Continental Airlines, which merged with United Airlines last year, is also taking business ideas from the world of finance. A year ago, it began selling options on ticket prices. The program, FareLock, lets would-be travelers freeze a ticket price for as many as seven days by paying a small fee which the airline keeps regardless of whether the customer ultimately makes the purchase. United will adopt the program next month, when its reservations system is merged with Continental’s.

“It’s a value to people like a stock option is a value,” said Jeff Smisek, the president and chief executive of United Continental Holdings. It lets you buy stock at a fixed price. Well, this is an option on a seat.”

So this is a….nonrefundable deposit? With a fancy new name to make it sound more like high finance? Give me a break. I agree that it’s not necessarily a bad idea, but do we really have to adopt such an idiotic euphemism for a retail practice that was commonplace before I was born?

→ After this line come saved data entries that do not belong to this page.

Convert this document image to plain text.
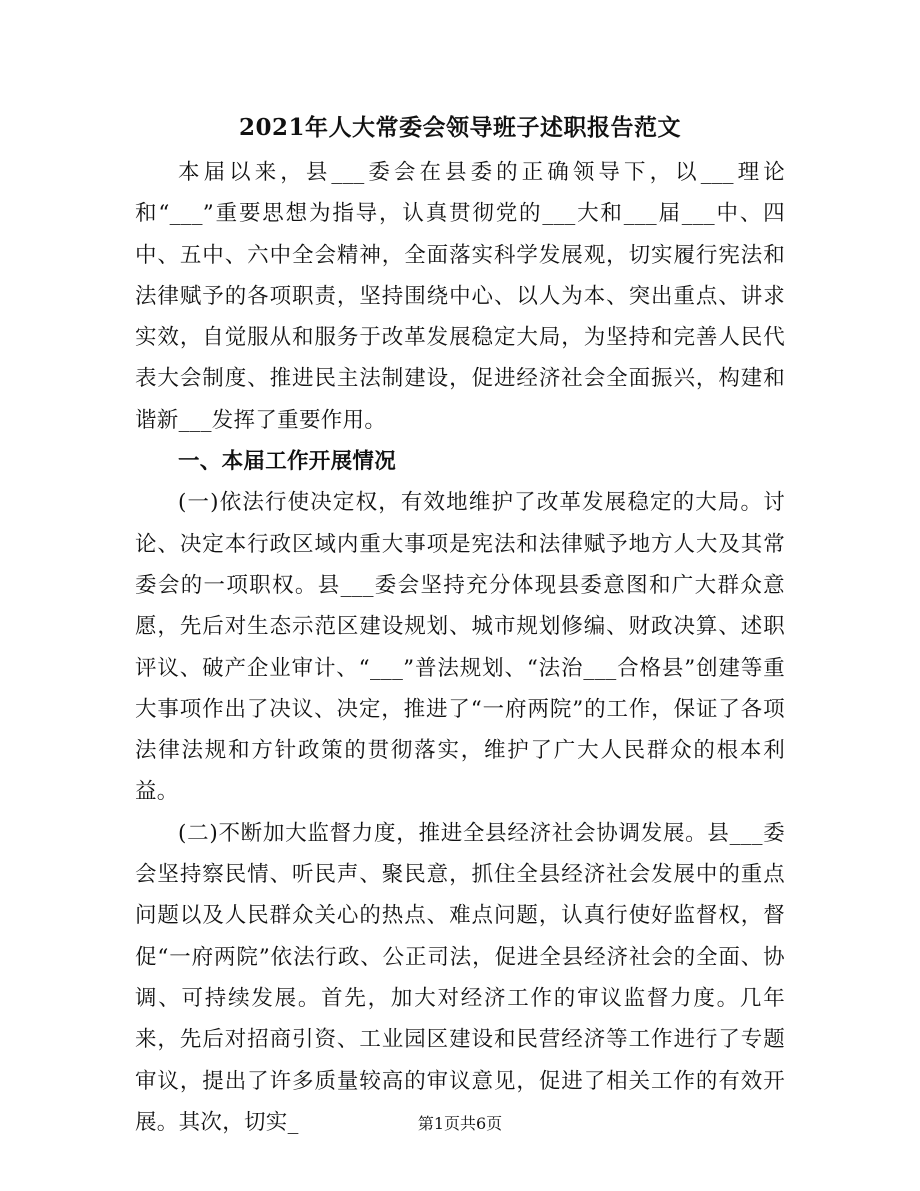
2021年人大常委会领导班子述职报告范文

本届以来，县___委会在县委的正确领导下，以___理论和“___”重要思想为指导，认真贯彻党的___大和___届___中、四中、五中、六中全会精神，全面落实科学发展观，切实履行宪法和法律赋予的各项职责，坚持围绕中心、以人为本、突出重点、讲求实效，自觉服从和服务于改革发展稳定大局，为坚持和完善人民代表大会制度、推进民主法制建设，促进经济社会全面振兴，构建和谐新___发挥了重要作用。

一、本届工作开展情况

(一)依法行使决定权，有效地维护了改革发展稳定的大局。讨论、决定本行政区域内重大事项是宪法和法律赋予地方人大及其常委会的一项职权。县___委会坚持充分体现县委意图和广大群众意愿，先后对生态示范区建设规划、城市规划修编、财政决算、述职评议、破产企业审计、“___”普法规划、“法治___合格县”创建等重大事项作出了决议、决定，推进了“一府两院”的工作，保证了各项法律法规和方针政策的贯彻落实，维护了广大人民群众的根本利益。

(二)不断加大监督力度，推进全县经济社会协调发展。县___委会坚持察民情、听民声、聚民意，抓住全县经济社会发展中的重点问题以及人民群众关心的热点、难点问题，认真行使好监督权，督促“一府两院”依法行政、公正司法，促进全县经济社会的全面、协调、可持续发展。首先，加大对经济工作的审议监督力度。几年来，先后对招商引资、工业园区建设和民营经济等工作进行了专题审议，提出了许多质量较高的审议意见，促进了相关工作的有效开展。其次，切实_	第1页共6页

UPDATE: On a related subject, in comments Model62 says:

Just a nit, here, but the checked baggage fees the NY Times writer notes in the story’s intro are not primarily a way to generate more cash flow. They are a tax avoidance scheme; airline FAA fees are calculated based on fares, not the various attached “fees.” The more services the airline can strip out of the fare price and re-add as a fee, the less it pays to the government.

In a way the airlines have been acting like finance types for some time now; quants figuring out the most efficient ways to route traffic around the tax code.

Interesting! I didn’t know that. Still, can’t it be both: a cash flow generator and a tax avoidance scheme?